Odoacre contre-mina ces projets avec une astuce de barbare qui valait bien la fourberie proverbiale des Grecs. Il voulut avant tout se couvrir de l’autorité du sénat de Rome, en le faisant intervenir entre Zénon et lui ; mais comme la vénérable assemblée était aussi par trop sous sa main, et qu’on n’eût pas manqué de crier à la violence s’il avait lui-même provoqué cette intervention, il mit en avant son pensionnaire Augustule. Des trois empereurs vivants qui s’étaient assis quelques jours sur le trône occidental, un seul pouvait adresser au sénat des conseils sinon des ordres. C’était Romulus Augustus qui n’avait point été expulsé comme les autres, qu’aucune révolution civile n’avait condamné, et qui était censé avoir déposé volontairement la pourpre. A la prière d’Odoacre, il écrivit au sénat une lettre dans laquelle il exposait son avis sur la circonstance présente, avec un choix de termes et un ton général qui sentaient encore le commandement[31]. Cet avis était que l’Occident n’avait plus besoin d’un empereur particulier pour se gouverner, et que les choses, telles qu’elles existaient, se trouvaient arrangées pour le meilleur profit de l’Italie : voilà ce que le sénat de Rome, suivant Romulus Augustus, devait soutenir fermement, en face de Zénon.

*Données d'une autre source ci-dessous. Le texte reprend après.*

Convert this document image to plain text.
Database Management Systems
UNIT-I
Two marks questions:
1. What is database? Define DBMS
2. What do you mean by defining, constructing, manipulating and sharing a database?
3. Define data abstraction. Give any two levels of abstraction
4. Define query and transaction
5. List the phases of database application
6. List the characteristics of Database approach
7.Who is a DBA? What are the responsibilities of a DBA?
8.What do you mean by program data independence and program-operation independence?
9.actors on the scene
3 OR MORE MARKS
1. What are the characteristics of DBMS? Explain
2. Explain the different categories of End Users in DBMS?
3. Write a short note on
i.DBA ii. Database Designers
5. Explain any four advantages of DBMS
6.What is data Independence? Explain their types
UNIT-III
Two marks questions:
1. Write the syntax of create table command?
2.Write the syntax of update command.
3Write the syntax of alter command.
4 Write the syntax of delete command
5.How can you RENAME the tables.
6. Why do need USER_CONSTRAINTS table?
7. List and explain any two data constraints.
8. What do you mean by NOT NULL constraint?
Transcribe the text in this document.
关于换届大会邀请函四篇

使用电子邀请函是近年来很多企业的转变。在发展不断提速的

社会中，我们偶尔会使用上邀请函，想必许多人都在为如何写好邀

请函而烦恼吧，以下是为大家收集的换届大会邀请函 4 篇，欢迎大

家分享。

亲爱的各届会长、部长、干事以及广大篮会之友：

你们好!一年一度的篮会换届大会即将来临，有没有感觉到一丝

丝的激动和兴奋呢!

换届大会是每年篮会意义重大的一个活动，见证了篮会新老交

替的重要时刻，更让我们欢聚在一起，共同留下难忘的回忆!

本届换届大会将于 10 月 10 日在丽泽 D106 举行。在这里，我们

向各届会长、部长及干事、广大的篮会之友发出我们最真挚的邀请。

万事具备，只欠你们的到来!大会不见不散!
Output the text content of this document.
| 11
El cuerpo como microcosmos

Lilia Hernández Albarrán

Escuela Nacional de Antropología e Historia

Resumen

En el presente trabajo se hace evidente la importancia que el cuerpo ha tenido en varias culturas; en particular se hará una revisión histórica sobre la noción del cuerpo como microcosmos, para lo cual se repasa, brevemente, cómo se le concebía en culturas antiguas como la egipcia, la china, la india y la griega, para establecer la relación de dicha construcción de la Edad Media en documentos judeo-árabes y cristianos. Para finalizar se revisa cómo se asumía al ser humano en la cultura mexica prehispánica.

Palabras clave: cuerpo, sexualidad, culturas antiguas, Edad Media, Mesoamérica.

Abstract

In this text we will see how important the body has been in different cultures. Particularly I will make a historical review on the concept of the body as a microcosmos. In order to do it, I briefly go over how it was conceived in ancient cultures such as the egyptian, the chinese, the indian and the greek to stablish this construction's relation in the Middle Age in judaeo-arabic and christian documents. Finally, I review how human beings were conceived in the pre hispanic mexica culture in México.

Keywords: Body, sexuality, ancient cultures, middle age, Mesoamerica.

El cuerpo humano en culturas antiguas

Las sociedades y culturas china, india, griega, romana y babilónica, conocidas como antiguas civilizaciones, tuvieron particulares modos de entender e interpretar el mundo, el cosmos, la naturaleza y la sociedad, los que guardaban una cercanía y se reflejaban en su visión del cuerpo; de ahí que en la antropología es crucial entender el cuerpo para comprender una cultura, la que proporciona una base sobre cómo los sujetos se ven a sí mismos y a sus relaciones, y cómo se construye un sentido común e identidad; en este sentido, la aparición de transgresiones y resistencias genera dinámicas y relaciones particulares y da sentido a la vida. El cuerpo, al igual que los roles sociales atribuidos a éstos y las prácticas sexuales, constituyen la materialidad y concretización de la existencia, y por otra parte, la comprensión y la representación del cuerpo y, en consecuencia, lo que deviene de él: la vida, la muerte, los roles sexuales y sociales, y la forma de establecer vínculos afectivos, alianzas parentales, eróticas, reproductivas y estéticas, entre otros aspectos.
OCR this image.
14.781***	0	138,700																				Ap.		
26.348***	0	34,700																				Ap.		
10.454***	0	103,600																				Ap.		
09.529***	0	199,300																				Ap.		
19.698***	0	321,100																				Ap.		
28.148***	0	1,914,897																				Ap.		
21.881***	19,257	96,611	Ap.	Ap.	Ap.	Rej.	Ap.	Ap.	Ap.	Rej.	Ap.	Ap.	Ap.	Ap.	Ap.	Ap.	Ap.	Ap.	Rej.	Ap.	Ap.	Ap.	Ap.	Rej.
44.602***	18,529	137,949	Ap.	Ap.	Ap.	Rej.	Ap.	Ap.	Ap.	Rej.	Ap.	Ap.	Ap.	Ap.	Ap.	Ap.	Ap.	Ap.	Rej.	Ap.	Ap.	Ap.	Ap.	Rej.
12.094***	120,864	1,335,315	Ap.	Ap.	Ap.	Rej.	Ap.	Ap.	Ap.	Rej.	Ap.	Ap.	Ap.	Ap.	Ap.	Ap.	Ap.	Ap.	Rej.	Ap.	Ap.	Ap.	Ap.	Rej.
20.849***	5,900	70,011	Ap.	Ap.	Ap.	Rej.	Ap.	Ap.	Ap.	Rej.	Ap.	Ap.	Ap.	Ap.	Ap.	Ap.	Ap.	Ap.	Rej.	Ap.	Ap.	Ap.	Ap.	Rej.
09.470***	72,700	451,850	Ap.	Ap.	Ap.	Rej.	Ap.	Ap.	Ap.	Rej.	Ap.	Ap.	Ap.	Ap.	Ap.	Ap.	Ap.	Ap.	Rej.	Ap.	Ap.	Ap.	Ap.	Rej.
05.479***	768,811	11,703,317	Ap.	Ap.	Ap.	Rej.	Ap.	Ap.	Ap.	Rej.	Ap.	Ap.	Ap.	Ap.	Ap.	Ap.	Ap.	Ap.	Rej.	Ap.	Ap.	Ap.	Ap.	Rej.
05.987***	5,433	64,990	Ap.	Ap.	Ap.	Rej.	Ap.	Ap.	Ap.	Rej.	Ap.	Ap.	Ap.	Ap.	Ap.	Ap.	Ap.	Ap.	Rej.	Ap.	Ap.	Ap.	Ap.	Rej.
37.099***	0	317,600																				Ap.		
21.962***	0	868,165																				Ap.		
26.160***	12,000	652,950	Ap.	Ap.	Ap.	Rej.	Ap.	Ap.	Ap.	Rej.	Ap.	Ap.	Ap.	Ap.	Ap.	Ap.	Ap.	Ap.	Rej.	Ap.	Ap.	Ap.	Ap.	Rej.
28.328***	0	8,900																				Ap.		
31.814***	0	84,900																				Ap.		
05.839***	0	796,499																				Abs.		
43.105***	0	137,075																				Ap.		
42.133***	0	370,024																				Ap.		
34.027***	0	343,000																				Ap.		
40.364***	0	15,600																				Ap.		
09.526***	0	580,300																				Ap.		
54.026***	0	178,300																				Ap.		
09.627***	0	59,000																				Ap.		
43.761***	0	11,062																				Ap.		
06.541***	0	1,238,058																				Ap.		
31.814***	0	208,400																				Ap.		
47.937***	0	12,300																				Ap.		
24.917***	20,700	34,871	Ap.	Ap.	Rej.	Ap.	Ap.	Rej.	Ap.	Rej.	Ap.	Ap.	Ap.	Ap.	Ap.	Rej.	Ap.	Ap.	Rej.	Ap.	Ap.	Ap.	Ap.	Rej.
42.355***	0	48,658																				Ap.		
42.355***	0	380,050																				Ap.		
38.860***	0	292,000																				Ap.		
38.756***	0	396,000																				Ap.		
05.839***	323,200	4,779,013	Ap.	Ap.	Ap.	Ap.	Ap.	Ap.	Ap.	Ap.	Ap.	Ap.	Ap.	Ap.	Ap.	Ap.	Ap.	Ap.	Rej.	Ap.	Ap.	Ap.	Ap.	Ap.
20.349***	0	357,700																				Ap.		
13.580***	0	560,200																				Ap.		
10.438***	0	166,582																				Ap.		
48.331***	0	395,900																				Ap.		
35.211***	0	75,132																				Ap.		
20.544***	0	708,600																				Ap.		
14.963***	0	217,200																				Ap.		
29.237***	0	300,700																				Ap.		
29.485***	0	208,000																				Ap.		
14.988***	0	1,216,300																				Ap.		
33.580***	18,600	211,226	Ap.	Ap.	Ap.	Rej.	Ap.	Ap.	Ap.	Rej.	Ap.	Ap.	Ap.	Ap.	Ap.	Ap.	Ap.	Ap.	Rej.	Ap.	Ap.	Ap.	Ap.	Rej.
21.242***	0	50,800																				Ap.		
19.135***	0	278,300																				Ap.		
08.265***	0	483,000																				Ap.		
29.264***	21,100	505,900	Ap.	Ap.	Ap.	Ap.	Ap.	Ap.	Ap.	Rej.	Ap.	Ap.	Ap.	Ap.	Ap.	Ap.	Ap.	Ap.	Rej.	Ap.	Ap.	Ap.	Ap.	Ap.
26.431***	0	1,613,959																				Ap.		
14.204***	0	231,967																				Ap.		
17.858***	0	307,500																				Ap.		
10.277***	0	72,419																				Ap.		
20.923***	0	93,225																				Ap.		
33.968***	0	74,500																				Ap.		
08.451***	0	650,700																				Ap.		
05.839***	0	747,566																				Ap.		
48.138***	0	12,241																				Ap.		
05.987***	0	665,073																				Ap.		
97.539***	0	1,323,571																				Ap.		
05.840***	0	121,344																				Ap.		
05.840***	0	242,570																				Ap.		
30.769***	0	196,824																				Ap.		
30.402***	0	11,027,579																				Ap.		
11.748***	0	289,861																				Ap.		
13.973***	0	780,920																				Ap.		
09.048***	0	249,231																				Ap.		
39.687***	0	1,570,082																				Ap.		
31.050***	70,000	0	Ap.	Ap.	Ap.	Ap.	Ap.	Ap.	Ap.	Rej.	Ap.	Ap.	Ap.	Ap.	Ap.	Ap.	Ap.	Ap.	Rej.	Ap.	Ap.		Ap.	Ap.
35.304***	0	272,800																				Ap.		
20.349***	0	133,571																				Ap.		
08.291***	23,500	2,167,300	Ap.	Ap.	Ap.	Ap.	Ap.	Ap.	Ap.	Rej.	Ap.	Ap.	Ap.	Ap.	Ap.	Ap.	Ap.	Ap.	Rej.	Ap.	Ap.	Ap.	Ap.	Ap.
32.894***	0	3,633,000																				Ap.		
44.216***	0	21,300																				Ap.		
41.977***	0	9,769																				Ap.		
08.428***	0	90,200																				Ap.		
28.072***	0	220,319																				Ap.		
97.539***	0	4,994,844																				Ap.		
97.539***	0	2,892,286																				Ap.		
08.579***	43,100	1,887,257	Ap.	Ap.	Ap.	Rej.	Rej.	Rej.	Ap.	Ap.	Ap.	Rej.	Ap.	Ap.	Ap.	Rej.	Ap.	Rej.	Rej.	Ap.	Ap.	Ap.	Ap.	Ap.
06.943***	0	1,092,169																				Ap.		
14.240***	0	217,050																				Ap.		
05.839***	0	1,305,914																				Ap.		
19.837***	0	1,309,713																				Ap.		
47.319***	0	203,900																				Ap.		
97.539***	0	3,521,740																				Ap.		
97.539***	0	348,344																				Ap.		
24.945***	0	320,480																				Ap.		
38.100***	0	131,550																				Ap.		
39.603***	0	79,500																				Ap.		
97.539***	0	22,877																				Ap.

Dans cette missive inattendue, le sénat reconnut aisément la main d’Odoacre. Peu soucieux de s’attirer, par une résistance inconsidérée, la colère du roi des nations. il ne l’était guère plus de voir rentrer en Italie Nepos, plein de rancune, et faisant payer aux sénateurs, l’un après l’autre, tous ses déboires passés : il obéit donc à la sommation de l’empereur déchu. Lune députation prise dans l’assemblée alla porter à Constantinople le prétendu vœu de l’Italie, et en développer verbalement les motifs. Le message disait, comme l’avait voulu le fils d’Oreste : Qu’un seul empereur suffisait désormais pour administrer et défendre les deux parties de l’empire ; que le sénat de Rome avait désigné à cet effet, pour l’Occident, Odoacre, homme distingué dans la science du gouvernement non moins que dans celle des armes ; et qu’il priait Zénon de conférer à ce roi la dignité de patrice, en même temps que l’administration de l’Italie[32]. Tout ayant été réglé de cette manière, Odoacre écrivit lui-même à Zénon pour lui demander le titre de patrice, comme s’il ne l’avait pas déjà reçu de Nepos[33] ; et comme, si encore la question du rétablissement de l’empire, qui devait se discuter à Constantinople, eût été déjà résolue négativement par le fait, il joignit à sa lettre un paquet contenant les ornements impériaux[34], dont il faisait remise à l’empereur d’Orient, seul et unique souverain de la Romanie. L’officier, chargé de la lettre et du paquet, se mit en route avec tes députés du sénat. Odoacre avait fait ramasser soit à Ravenne, soit à Rome, tout ce qui restait de manteaux de pourpre et de diadèmes ayant appartenu aux césars ; et la défroque d’Auguste, de Trajan, de Théodose, réunie à celle d’Augustule, alla décorer quelque cabinet de curiosités dans le palais de Constantinople.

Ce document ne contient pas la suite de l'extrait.